苏盈儿伸出手指,指向其中一个。“我选这个,福泽绵长。”
若祈安将牌子嵌入了凹槽。
严丝合缝。
暗门向两侧缓缓缩入,露出入口。
密室的装潢与祠堂截然不同。四壁绘着彩画,地上铺着厚厚的绒毯,满室流光溢彩。
室内卧着一只灵兽。
体型如狮虎,周身皮毛呈赤金色,额上生着一只精致的独角,角身莹白如玉。肩胛处附着一双羽翼,此刻收拢在身侧,一条长尾垂落。
它闭着眼睛,似乎在沉睡。
若祈安轻声道:“这是什么?”
苏盈儿微微蹙眉,“他们……在供奉它?”
两人呆愣了半晌,苏盈儿才道:“小姐,走吧。别被老爷发现了。”
若祈安点点头,随她转身离开,可她的目光却无法从那只灵兽身上移开。
“哐当!”
地上的烛台倒地,铜盏滚了几滚,两人手忙脚乱地蹲下去扶烛台。
待她们抬起头来时,软榻之上,那只灵兽已经睁开了眼睛。
它站了起来,双翼微微张开,身形舒展间,一股无形的威压弥漫开来。
也是到这时,二人才看清,灵兽的双足套着沉重的铁环。
苏盈儿腿都软了,拉着若祈安往外走,可若祈安不再动了。
她看着那只灵兽,灵兽也看着她。
若祈安挣开苏盈儿,向灵兽走去,走到软榻之前,与那只灵兽相距不过咫尺。灵兽低下头来,鼻翼翕动,轻轻嗅着她身上的气息。

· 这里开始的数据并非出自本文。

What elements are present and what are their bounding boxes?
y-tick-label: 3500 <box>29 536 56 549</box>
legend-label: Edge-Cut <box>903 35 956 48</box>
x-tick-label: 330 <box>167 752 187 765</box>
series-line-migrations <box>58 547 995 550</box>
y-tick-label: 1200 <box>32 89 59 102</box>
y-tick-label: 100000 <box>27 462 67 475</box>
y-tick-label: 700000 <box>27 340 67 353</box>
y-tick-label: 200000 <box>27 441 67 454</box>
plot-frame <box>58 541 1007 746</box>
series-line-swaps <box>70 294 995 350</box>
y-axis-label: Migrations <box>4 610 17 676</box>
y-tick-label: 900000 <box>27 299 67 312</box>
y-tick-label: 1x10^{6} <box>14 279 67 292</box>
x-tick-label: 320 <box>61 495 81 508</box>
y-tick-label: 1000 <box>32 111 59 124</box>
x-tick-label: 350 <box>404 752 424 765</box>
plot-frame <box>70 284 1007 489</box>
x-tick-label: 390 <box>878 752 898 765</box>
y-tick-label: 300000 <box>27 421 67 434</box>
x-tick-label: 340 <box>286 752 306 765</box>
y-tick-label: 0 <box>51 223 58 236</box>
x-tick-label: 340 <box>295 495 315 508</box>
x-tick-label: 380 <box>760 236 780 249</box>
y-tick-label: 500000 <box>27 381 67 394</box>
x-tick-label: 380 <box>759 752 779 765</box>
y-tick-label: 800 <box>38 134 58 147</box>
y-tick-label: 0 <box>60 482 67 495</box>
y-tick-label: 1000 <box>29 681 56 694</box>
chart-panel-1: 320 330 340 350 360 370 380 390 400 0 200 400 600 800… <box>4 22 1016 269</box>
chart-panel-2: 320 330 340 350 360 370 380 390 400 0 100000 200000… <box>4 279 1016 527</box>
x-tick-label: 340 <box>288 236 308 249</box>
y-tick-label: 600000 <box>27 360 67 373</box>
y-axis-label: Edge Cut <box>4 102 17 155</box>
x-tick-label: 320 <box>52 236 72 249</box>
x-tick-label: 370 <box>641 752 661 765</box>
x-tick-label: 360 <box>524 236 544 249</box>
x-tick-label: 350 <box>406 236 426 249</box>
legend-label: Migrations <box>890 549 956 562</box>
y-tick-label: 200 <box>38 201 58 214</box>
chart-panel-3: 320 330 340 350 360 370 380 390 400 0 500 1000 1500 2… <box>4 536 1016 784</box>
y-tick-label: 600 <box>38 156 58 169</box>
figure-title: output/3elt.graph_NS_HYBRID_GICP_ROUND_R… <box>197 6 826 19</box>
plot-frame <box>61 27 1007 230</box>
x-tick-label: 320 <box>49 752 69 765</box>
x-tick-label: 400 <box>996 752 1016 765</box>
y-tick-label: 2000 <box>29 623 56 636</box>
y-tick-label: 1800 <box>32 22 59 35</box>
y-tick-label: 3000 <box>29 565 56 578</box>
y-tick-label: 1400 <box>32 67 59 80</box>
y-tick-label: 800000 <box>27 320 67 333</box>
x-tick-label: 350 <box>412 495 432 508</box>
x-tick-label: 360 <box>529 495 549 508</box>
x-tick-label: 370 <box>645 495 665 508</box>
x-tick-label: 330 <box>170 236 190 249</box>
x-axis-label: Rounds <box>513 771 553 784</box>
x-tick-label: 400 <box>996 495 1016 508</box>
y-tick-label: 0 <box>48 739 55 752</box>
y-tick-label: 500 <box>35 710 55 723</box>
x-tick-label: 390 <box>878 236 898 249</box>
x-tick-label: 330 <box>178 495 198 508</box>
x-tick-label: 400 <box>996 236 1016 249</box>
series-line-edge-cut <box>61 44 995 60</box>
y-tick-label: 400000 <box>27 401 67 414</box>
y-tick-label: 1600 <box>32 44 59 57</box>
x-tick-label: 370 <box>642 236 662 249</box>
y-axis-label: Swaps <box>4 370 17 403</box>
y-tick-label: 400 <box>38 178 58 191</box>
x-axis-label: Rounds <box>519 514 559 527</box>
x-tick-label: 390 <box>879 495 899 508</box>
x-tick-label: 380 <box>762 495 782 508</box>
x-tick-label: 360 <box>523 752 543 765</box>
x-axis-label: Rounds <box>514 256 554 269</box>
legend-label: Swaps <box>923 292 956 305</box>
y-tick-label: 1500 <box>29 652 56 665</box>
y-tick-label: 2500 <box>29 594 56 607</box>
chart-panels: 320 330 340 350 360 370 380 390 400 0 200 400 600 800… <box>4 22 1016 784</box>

若祈安伸出手,触上灵兽的额头。那灵兽垂下眼睛,伸出粗糙的舌头,舔了舔她的掌心。
“此后,”苏盈儿的声音从遥远的回忆中收了回来,“娘娘总是会带着些糕点与诗画,趁夜潜入密室。我在外头替她把风,后来娘娘告诉我,那灵兽名叫天禄。天禄和她一样,都被困在了若府里头,哪儿也去不了。”